The white powder is intended for the preparation of a suspension. When mixed with water, a suspension with a fruity aroma is formed.

There are 2 dosage forms of the drug - 125 mg and 250 mg. The 125 mg suspension is available in a 60 ml vial. For a dosage of 250 mg, a 100 ml plastic container is intended.

Dosage of children's medicine

To prepare a solution, you need to add water to a vial of powder up to a certain mark. Shake the liquid container.

The finished solution retains medicinal properties for 2 weeks. After that, it is recommended to pour the solution. If the course of treatment exceeds 2 weeks, you will have to prepare a new suspension.

Liquid should be stored at room temperature. Shake the bottle vigorously before each dose.

When calculating the dosage of the Klacid suspension for children, it should be taken into account that up to 7.5 mg of clarithromycin should be per 1 kg of the baby's weight. Suspension to a sick child should be given 2 times a day.

The duration of the drug is determined by the doctor, based on the patient's condition. The antibiotic is not recommended for more than 2 weeks.

Indications for appointment

Children's suspension Klacid is prescribed for the treatment of the following diseases:

In the next video - the transfer of Dr. Komarovsky, dedicated to antibiotics. When should they be given, how long should they be taken, and what side effects should be observed:

Side effects

After taking an antibiotic, some children experience allergic reactions. Treatment can lead to disruption of the digestive system.

The solution causes anxiety, fear and insomnia in the baby. Due to a sharp release of adrenaline, the child experiences disorientation in space.

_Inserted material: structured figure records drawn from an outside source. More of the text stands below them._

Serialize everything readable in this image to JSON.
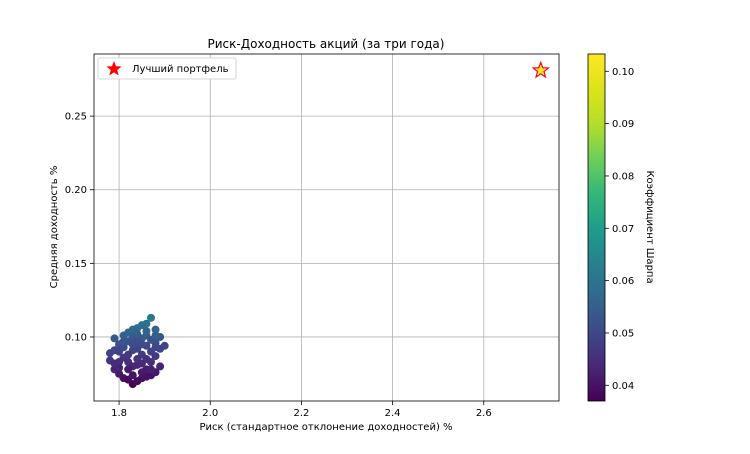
{
  "chart_data": {
    "type": "scatter",
    "title": "Риск-Доходность акций (за три года)",
    "xlabel": "Риск (стандартное отклонение доходностей) %",
    "ylabel": "Средняя доходность %",
    "xlim": [
      1.745,
      2.765
    ],
    "ylim": [
      0.0565,
      0.2922
    ],
    "xticks": [
      1.8,
      2.0,
      2.2,
      2.4,
      2.6
    ],
    "xtick_labels": [
      "1.8",
      "2.0",
      "2.2",
      "2.4",
      "2.6"
    ],
    "yticks": [
      0.1,
      0.15,
      0.2,
      0.25
    ],
    "ytick_labels": [
      "0.10",
      "0.15",
      "0.20",
      "0.25"
    ],
    "grid": true,
    "legend": {
      "position": "top-left",
      "entries": [
        "Лучший портфель"
      ]
    },
    "colorbar": {
      "label": "Коэффициент Шарпа",
      "range": [
        0.037,
        0.1033
      ],
      "ticks": [
        0.04,
        0.05,
        0.06,
        0.07,
        0.08,
        0.09,
        0.1
      ],
      "tick_labels": [
        "0.04",
        "0.05",
        "0.06",
        "0.07",
        "0.08",
        "0.09",
        "0.10"
      ],
      "colormap": "viridis"
    },
    "series": [
      {
        "kind": "portfolios",
        "points": [
          [
            1.79,
            0.099,
            0.0535
          ],
          [
            1.8,
            0.095,
            0.052
          ],
          [
            1.81,
            0.101,
            0.055
          ],
          [
            1.82,
            0.103,
            0.056
          ],
          [
            1.83,
            0.105,
            0.057
          ],
          [
            1.84,
            0.106,
            0.0575
          ],
          [
            1.85,
            0.108,
            0.0585
          ],
          [
            1.86,
            0.109,
            0.059
          ],
          [
            1.87,
            0.113,
            0.061
          ],
          [
            1.88,
            0.105,
            0.0565
          ],
          [
            1.89,
            0.1,
            0.0535
          ],
          [
            1.9,
            0.094,
            0.0495
          ],
          [
            1.78,
            0.089,
            0.049
          ],
          [
            1.78,
            0.084,
            0.0465
          ],
          [
            1.79,
            0.078,
            0.043
          ],
          [
            1.8,
            0.075,
            0.041
          ],
          [
            1.81,
            0.072,
            0.0395
          ],
          [
            1.82,
            0.071,
            0.0385
          ],
          [
            1.83,
            0.068,
            0.037
          ],
          [
            1.84,
            0.07,
            0.038
          ],
          [
            1.85,
            0.072,
            0.039
          ],
          [
            1.86,
            0.073,
            0.0395
          ],
          [
            1.87,
            0.074,
            0.04
          ],
          [
            1.88,
            0.076,
            0.041
          ],
          [
            1.89,
            0.08,
            0.043
          ],
          [
            1.8,
            0.09,
            0.049
          ],
          [
            1.81,
            0.093,
            0.0505
          ],
          [
            1.82,
            0.097,
            0.0525
          ],
          [
            1.83,
            0.1,
            0.054
          ],
          [
            1.84,
            0.102,
            0.055
          ],
          [
            1.85,
            0.099,
            0.0535
          ],
          [
            1.86,
            0.101,
            0.0545
          ],
          [
            1.87,
            0.098,
            0.0525
          ],
          [
            1.88,
            0.096,
            0.0515
          ],
          [
            1.84,
            0.092,
            0.0495
          ],
          [
            1.85,
            0.088,
            0.0475
          ],
          [
            1.86,
            0.085,
            0.046
          ],
          [
            1.82,
            0.083,
            0.045
          ],
          [
            1.83,
            0.08,
            0.0435
          ],
          [
            1.81,
            0.086,
            0.0465
          ],
          [
            1.87,
            0.09,
            0.0485
          ],
          [
            1.88,
            0.087,
            0.047
          ],
          [
            1.86,
            0.078,
            0.042
          ],
          [
            1.85,
            0.076,
            0.041
          ],
          [
            1.83,
            0.091,
            0.049
          ],
          [
            1.84,
            0.097,
            0.052
          ],
          [
            1.79,
            0.091,
            0.0495
          ],
          [
            1.8,
            0.083,
            0.045
          ],
          [
            1.82,
            0.078,
            0.042
          ],
          [
            1.87,
            0.083,
            0.045
          ],
          [
            1.89,
            0.092,
            0.0495
          ],
          [
            1.84,
            0.081,
            0.0438
          ],
          [
            1.81,
            0.097,
            0.0528
          ],
          [
            1.86,
            0.094,
            0.0505
          ],
          [
            1.88,
            0.093,
            0.05
          ],
          [
            1.83,
            0.074,
            0.04
          ],
          [
            1.85,
            0.095,
            0.0512
          ],
          [
            1.8,
            0.079,
            0.0428
          ],
          [
            1.82,
            0.088,
            0.0475
          ],
          [
            1.86,
            0.104,
            0.056
          ],
          [
            1.84,
            0.085,
            0.046
          ],
          [
            1.87,
            0.078,
            0.0422
          ],
          [
            1.88,
            0.101,
            0.0545
          ],
          [
            1.79,
            0.082,
            0.0445
          ],
          [
            1.83,
            0.095,
            0.0512
          ],
          [
            1.85,
            0.082,
            0.0443
          ]
        ]
      },
      {
        "kind": "best",
        "name": "Лучший портфель",
        "points": [
          [
            2.725,
            0.281,
            0.1033
          ]
        ]
      }
    ],
    "colors": {
      "best_star": "#ff0000",
      "grid": "#b0b0b0",
      "axis": "#000000"
    }
  }
}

The medicine can cause nausea, vomiting and tinnitus.

Pathogenic microorganisms eventually become resistant to the active ingredient of the drug. Do not take the remedy for more than 2 weeks.

Contraindications

The antibiotic should not be used in case of hypersensitivity to the substances that make up the drug. The dosage for the treatment of children with diseases of the liver and kidneys should be reduced by 2 times.

If you experience headache, dizziness and diarrhea, you must stop taking the suspension.

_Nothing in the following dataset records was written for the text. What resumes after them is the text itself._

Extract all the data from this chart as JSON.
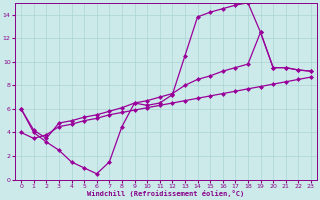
{
  "xlabel": "Windchill (Refroidissement éolien,°C)",
  "bg_color": "#cceaea",
  "line_color": "#990099",
  "xlim": [
    -0.5,
    23.5
  ],
  "ylim": [
    0,
    15
  ],
  "xticks": [
    0,
    1,
    2,
    3,
    4,
    5,
    6,
    7,
    8,
    9,
    10,
    11,
    12,
    13,
    14,
    15,
    16,
    17,
    18,
    19,
    20,
    21,
    22,
    23
  ],
  "yticks": [
    0,
    2,
    4,
    6,
    8,
    10,
    12,
    14
  ],
  "grid_color": "#aad4d4",
  "series1_x": [
    0,
    1,
    2,
    3,
    4,
    5,
    6,
    7,
    8,
    9,
    10,
    11,
    12,
    13,
    14,
    15,
    16,
    17,
    18,
    19,
    20,
    21,
    22,
    23
  ],
  "series1_y": [
    6.0,
    4.0,
    3.2,
    2.5,
    1.5,
    1.0,
    0.5,
    1.5,
    4.5,
    6.5,
    6.3,
    6.5,
    7.2,
    10.5,
    13.8,
    14.2,
    14.5,
    14.8,
    15.0,
    12.5,
    9.5,
    9.5,
    9.3,
    9.2
  ],
  "series2_x": [
    0,
    1,
    2,
    3,
    4,
    5,
    6,
    7,
    8,
    9,
    10,
    11,
    12,
    13,
    14,
    15,
    16,
    17,
    18,
    19,
    20,
    21,
    22,
    23
  ],
  "series2_y": [
    6.0,
    4.2,
    3.5,
    4.8,
    5.0,
    5.3,
    5.5,
    5.8,
    6.1,
    6.5,
    6.7,
    7.0,
    7.3,
    8.0,
    8.5,
    8.8,
    9.2,
    9.5,
    9.8,
    12.5,
    9.5,
    9.5,
    9.3,
    9.2
  ],
  "series3_x": [
    0,
    1,
    2,
    3,
    4,
    5,
    6,
    7,
    8,
    9,
    10,
    11,
    12,
    13,
    14,
    15,
    16,
    17,
    18,
    19,
    20,
    21,
    22,
    23
  ],
  "series3_y": [
    4.0,
    3.5,
    3.8,
    4.5,
    4.7,
    5.0,
    5.2,
    5.5,
    5.7,
    5.9,
    6.1,
    6.3,
    6.5,
    6.7,
    6.9,
    7.1,
    7.3,
    7.5,
    7.7,
    7.9,
    8.1,
    8.3,
    8.5,
    8.7
  ]
}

How it interacts with other substances

An antibiotic can cause harm to the body in combination with the following drugs:

• Astemizol;
• Cisapride;
• Terfenadine;
• Limozid.

The ban is due to the fact that clarithromycin in combination with these drugs leads to a violation of the heart rhythm. The antibiotic should not be used together with alkaloids, as this can cause poisoning.

The drug reduces the therapeutic effect of Rifabutin. When taken concomitantly with Ritonavir, the dosage must be adjusted.

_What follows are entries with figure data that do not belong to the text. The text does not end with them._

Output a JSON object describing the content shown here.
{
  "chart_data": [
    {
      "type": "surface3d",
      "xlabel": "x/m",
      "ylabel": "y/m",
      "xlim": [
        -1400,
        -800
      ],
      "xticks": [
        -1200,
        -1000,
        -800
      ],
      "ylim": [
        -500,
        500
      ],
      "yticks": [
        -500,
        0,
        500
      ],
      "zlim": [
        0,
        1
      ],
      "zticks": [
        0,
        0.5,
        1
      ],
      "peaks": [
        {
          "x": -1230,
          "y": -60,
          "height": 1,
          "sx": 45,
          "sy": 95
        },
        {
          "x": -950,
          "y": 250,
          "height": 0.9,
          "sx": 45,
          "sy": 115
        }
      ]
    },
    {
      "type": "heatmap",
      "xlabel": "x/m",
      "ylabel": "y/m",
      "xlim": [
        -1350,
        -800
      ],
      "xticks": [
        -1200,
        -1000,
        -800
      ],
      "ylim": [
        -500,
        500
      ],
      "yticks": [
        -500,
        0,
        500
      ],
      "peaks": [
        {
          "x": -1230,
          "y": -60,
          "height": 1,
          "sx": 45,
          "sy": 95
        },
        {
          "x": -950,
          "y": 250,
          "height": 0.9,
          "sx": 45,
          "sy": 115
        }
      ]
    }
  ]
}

Negative consequences may occur in patients taking Triazol. Patients may experience drowsiness.

Signs of an overdose

Exceeding the dose indicated in the instructions may cause indigestion. In this case, it is necessary to wash the baby's stomach.

special instructions

Prolonged use of an antibiotic can cause the development of superinfection. The patient has a growth of pathogenic microorganisms that are insensitive to the active substance of the drug. During the course of treatment, it is necessary to control the level of enzymes in the blood. If signs of hepatitis appear, treatment with Klacid should be discontinued.

Storage conditions and term and price in the Russian Federation

The powder retains its properties for 3 years. The product is recommended to be stored at temperatures up to 30 degrees.

You can buy a suspension of Klacid for children, containing 125 mg of the active ingredient, at an average price of 370 rubles. To buy a bottle containing 250 mg of clarithromycin, you need to pay about 460 rubles.